Nel 1950-51, dopo la morte del suo ex maestro Mario Pelosini, insegnò dizione poetica all’Accademia d’arte drammatica. Tra il 1950 e il 1952 fu capocomico e primo attore della compagnia del teatro Nazionale diretta da Salvini, con Squarzina vicedirettore. Fece allora con la collaborazione di quest’ultimo la sua prima regia teatrale ufficiale, dirigendo se stesso e un gran numero di attori nel Peer Gynt di Henryk Ibsen (di cui curò la riduzione). Nel 1951, riprendendo anche Romeo e Giulietta, recitò in testi del repertorio contemporaneo come Anna per mille giorni di Maxwell Anderson o Detective Story di Sidney Kingsley diretto da Squarzina, e fu regista della prima rappresentazione de Il giocatore di Ugo Betti. Nell’estate del 1951 guidò con Squarzina una tournée in America del Sud, dopo aver presentato in anteprima a Roma e Milano un Oreste da lui diretto e intepretato: fu il maggior successo di un giro artistico che comprendeva classici di più sicuro esito come La vedova scaltra di Carlo Goldoni e Sei personaggi in cerca di autore di Pirandello.

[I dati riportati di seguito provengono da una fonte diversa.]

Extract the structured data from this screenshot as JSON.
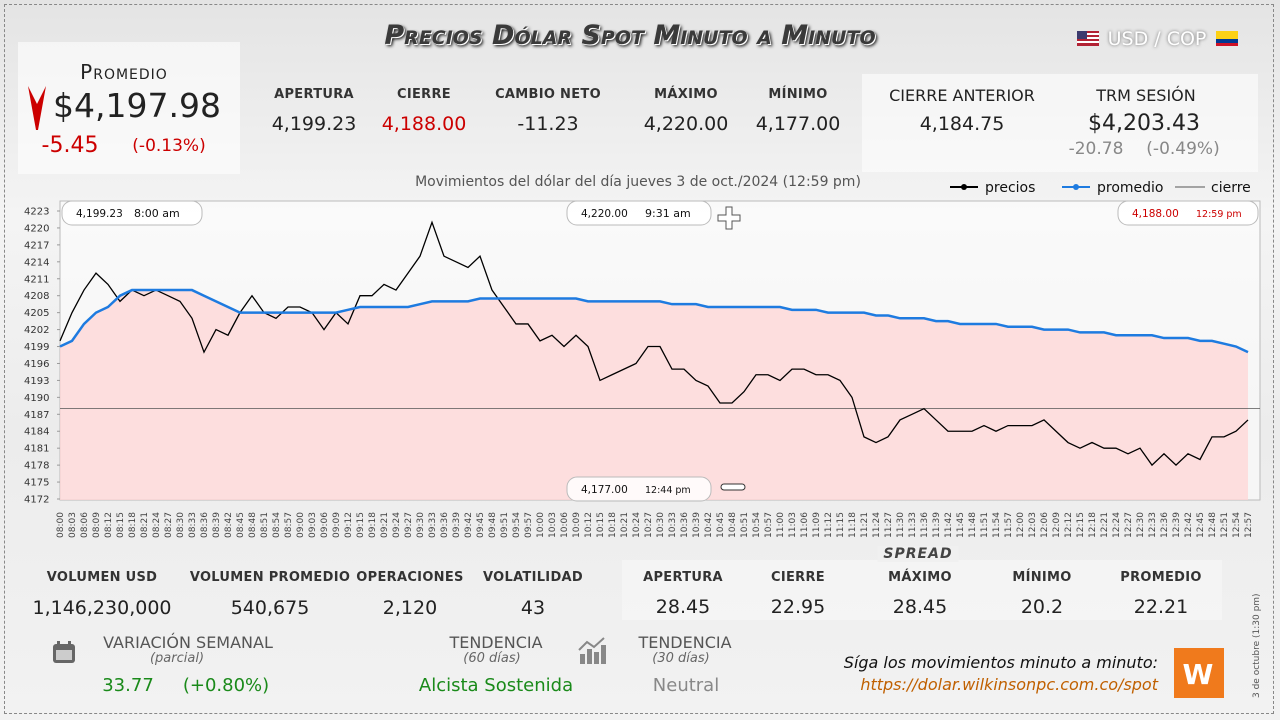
{
  "header": {
    "title": "Precios Dólar Spot Minuto a Minuto",
    "pair": "USD / COP"
  },
  "promedio": {
    "label": "Promedio",
    "value": "$4,197.98",
    "change": "-5.45",
    "change_pct": "(-0.13%)"
  },
  "session": [
    {
      "label": "APERTURA",
      "value": "4,199.23"
    },
    {
      "label": "CIERRE",
      "value": "4,188.00"
    },
    {
      "label": "CAMBIO NETO",
      "value": "-11.23"
    },
    {
      "label": "MÁXIMO",
      "value": "4,220.00"
    },
    {
      "label": "MÍNIMO",
      "value": "4,177.00"
    }
  ],
  "previous_close": {
    "label": "CIERRE ANTERIOR",
    "value": "4,184.75"
  },
  "trm": {
    "label": "TRM SESIÓN",
    "value": "$4,203.43",
    "change": "-20.78",
    "change_pct": "(-0.49%)"
  },
  "chart_data": {
    "type": "line",
    "title": "Movimientos del dólar del día jueves 3 de oct./2024 (12:59 pm)",
    "categories": [
      "08:00",
      "08:03",
      "08:06",
      "08:09",
      "08:12",
      "08:15",
      "08:18",
      "08:21",
      "08:24",
      "08:27",
      "08:30",
      "08:33",
      "08:36",
      "08:39",
      "08:42",
      "08:45",
      "08:48",
      "08:51",
      "08:54",
      "08:57",
      "09:00",
      "09:03",
      "09:06",
      "09:09",
      "09:12",
      "09:15",
      "09:18",
      "09:21",
      "09:24",
      "09:27",
      "09:30",
      "09:33",
      "09:36",
      "09:39",
      "09:42",
      "09:45",
      "09:48",
      "09:51",
      "09:54",
      "09:57",
      "10:00",
      "10:03",
      "10:06",
      "10:09",
      "10:12",
      "10:15",
      "10:18",
      "10:21",
      "10:24",
      "10:27",
      "10:30",
      "10:33",
      "10:36",
      "10:39",
      "10:42",
      "10:45",
      "10:48",
      "10:51",
      "10:54",
      "10:57",
      "11:00",
      "11:03",
      "11:06",
      "11:09",
      "11:12",
      "11:15",
      "11:18",
      "11:21",
      "11:24",
      "11:27",
      "11:30",
      "11:33",
      "11:36",
      "11:39",
      "11:42",
      "11:45",
      "11:48",
      "11:51",
      "11:54",
      "11:57",
      "12:00",
      "12:03",
      "12:06",
      "12:09",
      "12:12",
      "12:15",
      "12:18",
      "12:21",
      "12:24",
      "12:27",
      "12:30",
      "12:33",
      "12:36",
      "12:39",
      "12:42",
      "12:45",
      "12:48",
      "12:51",
      "12:54",
      "12:57"
    ],
    "series": [
      {
        "name": "precios",
        "color": "#000000",
        "values": [
          4200,
          4205,
          4209,
          4212,
          4210,
          4207,
          4209,
          4208,
          4209,
          4208,
          4207,
          4204,
          4198,
          4202,
          4201,
          4205,
          4208,
          4205,
          4204,
          4206,
          4206,
          4205,
          4202,
          4205,
          4203,
          4208,
          4208,
          4210,
          4209,
          4212,
          4215,
          4221,
          4215,
          4214,
          4213,
          4215,
          4209,
          4206,
          4203,
          4203,
          4200,
          4201,
          4199,
          4201,
          4199,
          4193,
          4194,
          4195,
          4196,
          4199,
          4199,
          4195,
          4195,
          4193,
          4192,
          4189,
          4189,
          4191,
          4194,
          4194,
          4193,
          4195,
          4195,
          4194,
          4194,
          4193,
          4190,
          4183,
          4182,
          4183,
          4186,
          4187,
          4188,
          4186,
          4184,
          4184,
          4184,
          4185,
          4184,
          4185,
          4185,
          4185,
          4186,
          4184,
          4182,
          4181,
          4182,
          4181,
          4181,
          4180,
          4181,
          4178,
          4180,
          4178,
          4180,
          4179,
          4183,
          4183,
          4184,
          4186
        ]
      },
      {
        "name": "promedio",
        "color": "#1e7be0",
        "values": [
          4199,
          4200,
          4203,
          4205,
          4206,
          4208,
          4209,
          4209,
          4209,
          4209,
          4209,
          4209,
          4208,
          4207,
          4206,
          4205,
          4205,
          4205,
          4205,
          4205,
          4205,
          4205,
          4205,
          4205,
          4205.5,
          4206,
          4206,
          4206,
          4206,
          4206,
          4206.5,
          4207,
          4207,
          4207,
          4207,
          4207.5,
          4207.5,
          4207.5,
          4207.5,
          4207.5,
          4207.5,
          4207.5,
          4207.5,
          4207.5,
          4207,
          4207,
          4207,
          4207,
          4207,
          4207,
          4207,
          4206.5,
          4206.5,
          4206.5,
          4206,
          4206,
          4206,
          4206,
          4206,
          4206,
          4206,
          4205.5,
          4205.5,
          4205.5,
          4205,
          4205,
          4205,
          4205,
          4204.5,
          4204.5,
          4204,
          4204,
          4204,
          4203.5,
          4203.5,
          4203,
          4203,
          4203,
          4203,
          4202.5,
          4202.5,
          4202.5,
          4202,
          4202,
          4202,
          4201.5,
          4201.5,
          4201.5,
          4201,
          4201,
          4201,
          4201,
          4200.5,
          4200.5,
          4200.5,
          4200,
          4200,
          4199.5,
          4199,
          4198
        ]
      }
    ],
    "reference_line": {
      "name": "cierre",
      "value": 4188,
      "color": "#555555"
    },
    "ylim": [
      4172,
      4223
    ],
    "yticks": [
      4172,
      4175,
      4178,
      4181,
      4184,
      4187,
      4190,
      4193,
      4196,
      4199,
      4202,
      4205,
      4208,
      4211,
      4214,
      4217,
      4220,
      4223
    ],
    "annotations": [
      {
        "text": "4,199.23",
        "time": "8:00 am"
      },
      {
        "text": "4,220.00",
        "time": "9:31 am"
      },
      {
        "text": "4,188.00",
        "time": "12:59 pm"
      },
      {
        "text": "4,177.00",
        "time": "12:44 pm"
      }
    ]
  },
  "stats": [
    {
      "label": "VOLUMEN USD",
      "value": "1,146,230,000"
    },
    {
      "label": "VOLUMEN PROMEDIO",
      "value": "540,675"
    },
    {
      "label": "OPERACIONES",
      "value": "2,120"
    },
    {
      "label": "VOLATILIDAD",
      "value": "43"
    }
  ],
  "spread": {
    "title": "SPREAD",
    "items": [
      {
        "label": "APERTURA",
        "value": "28.45"
      },
      {
        "label": "CIERRE",
        "value": "22.95"
      },
      {
        "label": "MÁXIMO",
        "value": "28.45"
      },
      {
        "label": "MÍNIMO",
        "value": "20.2"
      },
      {
        "label": "PROMEDIO",
        "value": "22.21"
      }
    ]
  },
  "weekly": {
    "label": "VARIACIÓN SEMANAL",
    "sub": "(parcial)",
    "change": "33.77",
    "change_pct": "(+0.80%)"
  },
  "trend60": {
    "label": "TENDENCIA",
    "sub": "(60 días)",
    "value": "Alcista Sostenida"
  },
  "trend30": {
    "label": "TENDENCIA",
    "sub": "(30 días)",
    "value": "Neutral"
  },
  "footer": {
    "text": "Síga los movimientos minuto a minuto:",
    "url": "https://dolar.wilkinsonpc.com.co/spot",
    "side_note": "3 de octubre (1:30 pm)"
  }
}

Nel gennaio del 1952 tenne un recital al Piccolo Teatro Eleonora Duse (Gambetti, 1999, p. 35). Il 28 aprile sposò a Juárez nel nord del Messico l’attrice Shelley Winters, con una cerimonia che avrebbe avuto valore legale negli Stati Uniti ma non in Italia (Gassman, 1981, p. 88): visse con lei a Hollywood (a Holloway Drive, poi a Beverly Hills), trovandosi «subito al centro di una divorante curiosità dell’ambiente, una ridda di interviste e di parties», dove potè incontrare, con qualche delusione, molti «miti della [sua] giovinezza» (ibid., pp. 87, 89). Assistette anche alle riprese di Limelight di Charlie Chaplin (ibid., pp. 95-96), ma l’esperienza fu soprattutto quella di un progressivo disincanto. Recitò in quattro film (oltre che, nel 1952, in un recital al Circle Theatre di Los Angeles, replicato a Genova): nel primo, The glass wall di Maxwell Shane, fu un immigrato italiano perseguitato dalla polizia, poi ebbe ruoli da latin-lover per la Metro Goldwin Mayer, con cui firmò un contratto settennale con clausola di poter trascorrere sei mesi all’anno in Italia per dedicarsi al teatro.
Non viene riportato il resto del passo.